Reid's proposed amendment would limit around 90 Americans from buying guns. REUTERS/Gary Cameron

Senate Minority Leader Harry Reid said he plans to force a vote on gun control legislation in the Senate on Thursday. Reid's announcement comes less than a day after two shooters killed 14 and injured 17 in San Bernardino, California.

On Wednesday, Reid tweeted, "Gun violence has become a cancer on this nation" and called for "common sense gun reforms that keep weapons out of dangerous hands." On Thursday, he said he would attach gun control amendments to a Republican-backed anti-Obamacare bill in the Senate.

Gun violence has become a cancer on this nation. We must make common sense gun reforms that keep weapons out of dangerous hands.

— Senator Harry Reid (@SenatorReid) December 2, 2015

Reid's legislation is unlikely to become law since it would require approval by the Republican-controlled House of Representatives.

It would bar gun ownership by those convicted of a misdemeanor under a law designed to crack down on aggressive protesting at abortion clinics, according to Politico. The Freedom of Access to Clinic Entrances (FACE) Act of 1994 prohibits the intimidation of or interference with those seeking access to abortion clinics. According to the National Abortion Federation, the Department of Justice convicted 89 individuals under the FACE Act between 1994 and 2013.

The proposed legislation comes soon after the November 27 shooting at a Charleston, South Carolina, Planned Parenthood that left three dead and nine wounded. But Reid's legislation would not have prevented Robert Dear, the alleged attacker in that shooting, from obtaining a gun, since criminal records show Dear was never prosecuted under the 1994 law.

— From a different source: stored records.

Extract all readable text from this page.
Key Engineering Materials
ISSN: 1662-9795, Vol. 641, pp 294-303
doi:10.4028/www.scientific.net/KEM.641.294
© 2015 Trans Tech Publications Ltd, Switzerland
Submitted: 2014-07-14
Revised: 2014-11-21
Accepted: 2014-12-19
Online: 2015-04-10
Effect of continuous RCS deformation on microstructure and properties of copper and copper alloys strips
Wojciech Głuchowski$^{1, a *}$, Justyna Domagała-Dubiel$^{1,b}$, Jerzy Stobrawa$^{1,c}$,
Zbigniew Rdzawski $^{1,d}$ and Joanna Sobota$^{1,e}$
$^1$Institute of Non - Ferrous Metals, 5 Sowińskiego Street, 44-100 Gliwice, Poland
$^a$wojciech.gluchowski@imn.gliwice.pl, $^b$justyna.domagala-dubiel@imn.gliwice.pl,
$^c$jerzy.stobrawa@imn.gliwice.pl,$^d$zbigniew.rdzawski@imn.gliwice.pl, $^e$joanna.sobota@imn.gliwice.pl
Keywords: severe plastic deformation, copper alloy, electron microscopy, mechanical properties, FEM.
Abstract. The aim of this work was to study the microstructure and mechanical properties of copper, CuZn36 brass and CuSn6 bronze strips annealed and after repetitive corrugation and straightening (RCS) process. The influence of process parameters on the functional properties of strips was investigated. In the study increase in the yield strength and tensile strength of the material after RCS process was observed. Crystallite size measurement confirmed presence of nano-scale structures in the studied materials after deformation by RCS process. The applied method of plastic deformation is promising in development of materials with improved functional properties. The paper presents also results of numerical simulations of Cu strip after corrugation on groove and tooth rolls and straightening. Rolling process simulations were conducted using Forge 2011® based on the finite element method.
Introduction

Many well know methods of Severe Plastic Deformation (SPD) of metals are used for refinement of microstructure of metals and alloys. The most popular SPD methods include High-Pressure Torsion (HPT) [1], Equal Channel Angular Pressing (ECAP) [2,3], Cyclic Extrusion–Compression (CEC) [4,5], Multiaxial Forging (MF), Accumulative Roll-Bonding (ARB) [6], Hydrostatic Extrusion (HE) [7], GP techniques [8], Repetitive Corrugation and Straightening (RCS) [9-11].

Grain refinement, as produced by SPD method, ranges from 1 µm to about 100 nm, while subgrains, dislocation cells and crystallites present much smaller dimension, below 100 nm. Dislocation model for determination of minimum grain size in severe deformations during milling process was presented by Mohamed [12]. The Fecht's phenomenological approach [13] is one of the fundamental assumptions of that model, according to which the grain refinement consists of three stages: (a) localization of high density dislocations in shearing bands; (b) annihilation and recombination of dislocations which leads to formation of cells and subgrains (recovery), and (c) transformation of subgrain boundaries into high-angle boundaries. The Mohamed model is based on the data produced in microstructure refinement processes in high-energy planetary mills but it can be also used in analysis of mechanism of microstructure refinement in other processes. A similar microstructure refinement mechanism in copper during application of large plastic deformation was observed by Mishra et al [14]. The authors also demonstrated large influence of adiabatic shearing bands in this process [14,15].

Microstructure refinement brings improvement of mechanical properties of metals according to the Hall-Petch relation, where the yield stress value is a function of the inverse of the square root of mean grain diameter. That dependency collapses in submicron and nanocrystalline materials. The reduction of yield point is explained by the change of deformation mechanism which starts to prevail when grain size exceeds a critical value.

Reid's amendments could endanger the passage of the bill to which they are attached. The Senate was expected to consider the bill, which would have gutted large sections of the Affordable Care Act and defunded Planned Parenthood for one year, on Thursday night, according to Majority Whip John Cornyn. But the bill's fate was uncertain, with "at least two" moderate Republican senators on the fence over defunding Planned Parenthood.